Percentage Calculator

Calculate percentages instantly across six modes, increase, decrease, % of, difference, reverse, change. Live results, visual progress bar, locale-aware formatting. Free and entirely private.

Percentage Increase

Calculate the result after adding a percentage to a value.

New value -
Increase amount -

How to use the Percentage Calculator

  1. Pick a mode from the tabs at the top, Increase, Decrease, % Of, Difference, Reverse %, or % Change.
  2. Enter your two values. Results update live as you type. The visual progress bar at the bottom gives you a quick at-a-glance feel for the magnitude.
  3. For Reverse %, also pick whether the price was increased or decreased by the given percentage, this changes the formula.
  4. Click Copy summary to put a clean text recap on your clipboard, or Reset to clear all fields.

Common percentage formulas

  • Increase: New = Original × (1 + p / 100)
  • Decrease: New = Original × (1 − p / 100)
  • % of a number: Result = Number × p / 100
  • % difference (symmetric): p = |V1 − V2| / ((V1 + V2) / 2) × 100
  • % change (directional): p = (New − Old) / Old × 100
  • Reverse % (after increase): Original = Final / (1 + p / 100)
  • Reverse % (after decrease): Original = Final / (1 − p / 100)

Real-world examples

  • Sales & discounts: A $80 jacket marked 25% off costs $60, you save $20.
  • Salary raise: A $3,000 monthly salary with a 5% raise becomes $3,150.
  • Tax extraction: A $120 receipt including 20% VAT means a pre-tax price of $100 (Reverse mode, "increased by").
  • Tip: A $50 dinner with 18% tip totals $59, the tip itself is $9.
  • Inflation & growth: Prices going from $100 to $110 represent a 10% increase (% Change mode).

Frequently asked questions

How do I calculate a percentage increase?

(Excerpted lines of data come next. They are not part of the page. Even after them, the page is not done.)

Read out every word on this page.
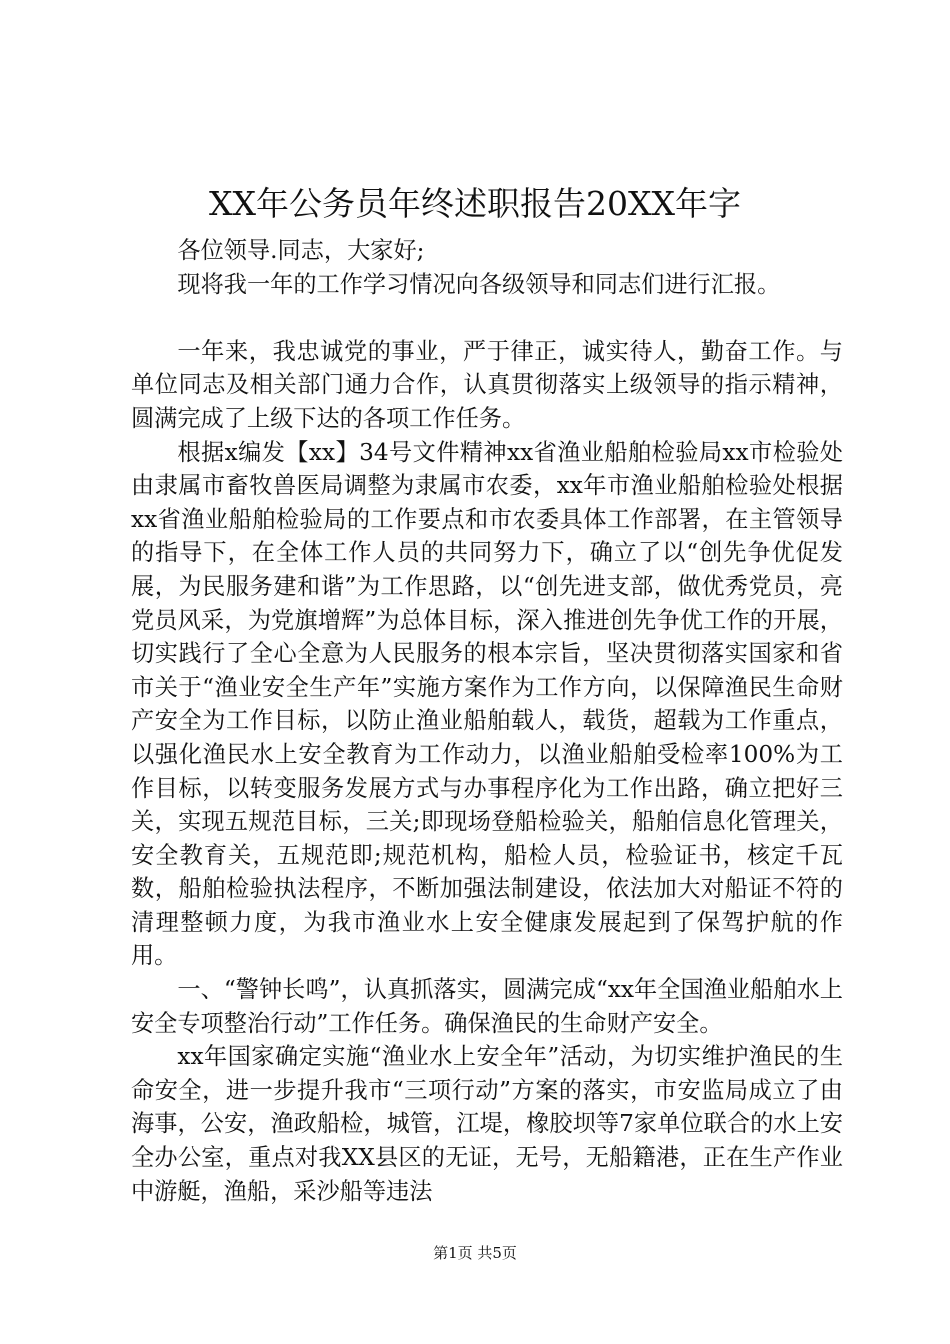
XX年公务员年终述职报告20XX年字

各位领导.同志，大家好;

现将我一年的工作学习情况向各级领导和同志们进行汇报。

一年来，我忠诚党的事业，严于律正，诚实待人，勤奋工作。与单位同志及相关部门通力合作，认真贯彻落实上级领导的指示精神，圆满完成了上级下达的各项工作任务。

根据x编发【xx】34号文件精神xx省渔业船舶检验局xx市检验处由隶属市畜牧兽医局调整为隶属市农委，xx年市渔业船舶检验处根据xx省渔业船舶检验局的工作要点和市农委具体工作部署，在主管领导的指导下，在全体工作人员的共同努力下，确立了以“创先争优促发展，为民服务建和谐”为工作思路，以“创先进支部，做优秀党员，亮党员风采，为党旗增辉”为总体目标，深入推进创先争优工作的开展，切实践行了全心全意为人民服务的根本宗旨，坚决贯彻落实国家和省市关于“渔业安全生产年”实施方案作为工作方向，以保障渔民生命财产安全为工作目标，以防止渔业船舶载人，载货，超载为工作重点，以强化渔民水上安全教育为工作动力，以渔业船舶受检率100%为工作目标，以转变服务发展方式与办事程序化为工作出路，确立把好三关，实现五规范目标，三关;即现场登船检验关，船舶信息化管理关，安全教育关，五规范即;规范机构，船检人员，检验证书，核定千瓦数，船舶检验执法程序，不断加强法制建设，依法加大对船证不符的清理整顿力度，为我市渔业水上安全健康发展起到了保驾护航的作用。

一、“警钟长鸣”，认真抓落实，圆满完成“xx年全国渔业船舶水上安全专项整治行动”工作任务。确保渔民的生命财产安全。

xx年国家确定实施“渔业水上安全年”活动，为切实维护渔民的生命安全，进一步提升我市“三项行动”方案的落实，市安监局成立了由海事，公安，渔政船检，城管，江堤，橡胶坝等7家单位联合的水上安全办公室，重点对我XX县区的无证，无号，无船籍港，正在生产作业中游艇，渔船，采沙船等违法

第1页 共5页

Multiply the original value by (1 + percentage / 100). For example, a 20% increase on $100 gives $100 × 1.20 = $120, with an increase amount of $20. The Increase mode of this tool does this calculation for you and shows both the new total and the absolute increase. When the same rate compounds repeatedly over time, see the Compound Interest Calculator.

How do I calculate a discount or sale price?

Multiply the original price by (1 − percentage / 100). For example, 25% off $80 gives $80 × 0.75 = $60, with $20 saved. The Decrease mode shows both the discounted total and the savings amount in real time. Enter the original price as the base value, the discount as the percentage, and use the result as the amount saved or subtract it from the original price.

What is the difference between Difference and Change modes?

Percentage Difference is symmetric: it compares two values without picking a reference, using their average as the divisor, useful in science when neither value is the "before". Percentage Change is directional: it always uses the old value as the reference, so it tells you how much something has grown or shrunk relative to its starting point.

What is reverse percentage and when is it useful?

Reverse percentage finds the original amount before a percentage was applied. If a price increased by 20% to $120, the original was $120 ÷ 1.20 = $100. If a price decreased by 20% to $80, the original was $80 ÷ 0.80 = $100. This is essential for tax calculations (extracting the pre-tax price), for finding the price before a discount, or for confirming retail markup.

Why are very large or very small numbers shown differently?

To stay readable, numbers below 0.01 or above one billion automatically switch to scientific notation. Numbers in the normal range get thousands separators and up to two decimal places. This avoids displaying thirty-digit floating-point artifacts while preserving precision when it matters. Scientific notation prevents long strings of digits from overflowing cards on mobile while still preserving the scale needed for comparison and checking.

How do I find what percentage one number is of another?

Switch to the % Of tab, enter the percentage in the first field and the base number in the second. The result is the raw amount that percentage represents. A common example: 30% of 250 gives 75. The same mode applies to commissions, markups, budget allocations and tipping, whenever you need an absolute amount rather than a ratio or a directional change between two values.

Can I use this for tip and tax calculations?

Yes. For tips, use the Increase mode: enter the bill amount and the tip percentage to see the total and the tip amount separately. For reverse tax, finding the pre-tax price from a tax-inclusive total, use the Reverse % mode with "was increased by" and enter the tax rate. This works for VAT at 20%, GST at 10%, a 15% service charge or any other percentage-based markup. The result shows both the original amount and the difference in one step.